Abby Cliff/Graduate Student/SUNY Binghamton
It is a truth universally acknowledged that in polite conversation, whether in the eighteenth century or the twenty first, one does not talk much about chamber pots, privies, or any related topic. Chamber pots were an integral part of life in the 18th century—archaeologist Ivor Noël Hume estimates that over 300,000 were in use in London circa 1700—but are rarely discussed by historians, archaeologists, or museum curators perhaps because of a lingering prudish impulse or a dearth of information. For the past few weeks, I, a summer intern at Mount Vernon, have been compiling data from probate inventories, purchasing invoices and secondary sources, to discover more about these useful little pots.
The history of chamber pots dates to almost the beginning of time. According to the aforementioned Noël Hume, we can be pretty sure that whenever man discovered how to make pots he also discovered how they could be used at night and during illness to avoid having to do one’s business in the cold or rain or snow. While some Medieval woodcuts show handless basins under the beds of the ill and dying, it was not until 1519, in Portuguese West Africa, that vessels made specifically as chamber pots were recorded in a European context. The earliest earthenware chamber pot in Virginia, from about 1622 was found by Noël Hume at the Wolstenholme Towne site near Colonial Williamsburg. Settlers at this site not only used chamber pots for convenience, but as a way to avoid being killed or harassed by Native Americans during necessary night time excursions into the woods. During the seventeenth and eighteenth centuries, chamber pot manufacturers used a variety of materials, from stoneware and earthenware to pewter and porcelain to fashion these containers. My survey of over 200 probate inventories revealed that stoneware chamber pots were by far the most commonly used by colonists in the Mid-Atlantic in the eighteenth century. Out of 508 chamber pots recorded, 300 were listed as some form of stoneware. In particular, Westerwald stoneware pots, named for a region in present-day Germany, quickly became popular in early America because of their sturdy form and nature.
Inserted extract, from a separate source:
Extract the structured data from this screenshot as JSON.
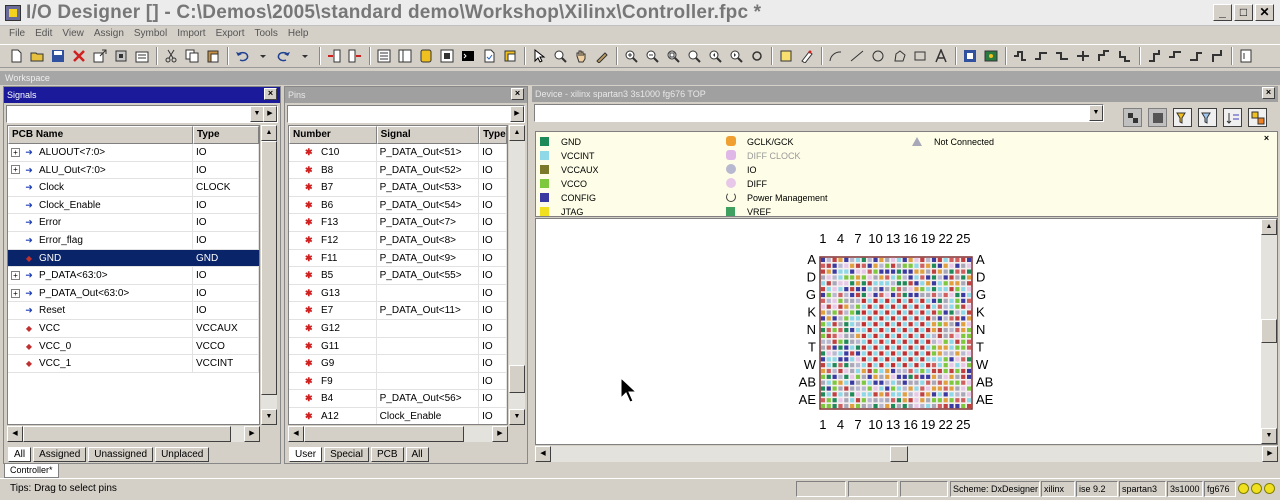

The picture at the top of this post shows three examples of Westerwald or Rhenish stoneware chamber pots from the South Grove Midden at Mount Vernon.
George Washington ordered several batches of chamber pots during his time at Mount Vernon through his London agent, Robert Cary & Company. Most of his orders were for blue and white stoneware but in 1771 he did order 6 “Dutch stone” chamber pots, likely of Westerwald origin. From household manuals of the day, we know that it was the housemaid’s responsibility to empty and clean the family’s chamber pots every morning; at Mount Vernon, a slave woman, perhaps the enslaved maid Caroline, would likely have the job.
Probate inventories of the time indicate that chamber pots were not merely possessions of the wealthy but were present in all social strata. The inventory of a Mr. George Gant of York County, deceased in 1779 and worth over 23,000 pounds, lists two chamber pots at time of death. In 1723, a York County man, Robert Innis, is recorded to have one pewter chamber pot at time of death worth two shillings and six pence and his estate is only valued at 36 pounds. In my research I found that stoneware pots, the most commonly used type, were by far the cheapest pots with an average price reaching only one shilling and six pence, meaning that even Mr. Innis with his 36 pounds could afford to buy one for his household.
Although any talk of chamber pots is likely to elicit adolescent jokes, one friend accused me of having a “potty mouth” when I told him of my research, they serve to give us a fuller picture of life. They reveal that even though eighteenth-century life could often be “nasty, brutish, and short” in comparison to the twentieth century, our forbearers found ways to live with as much dignity and comfort as they could manage.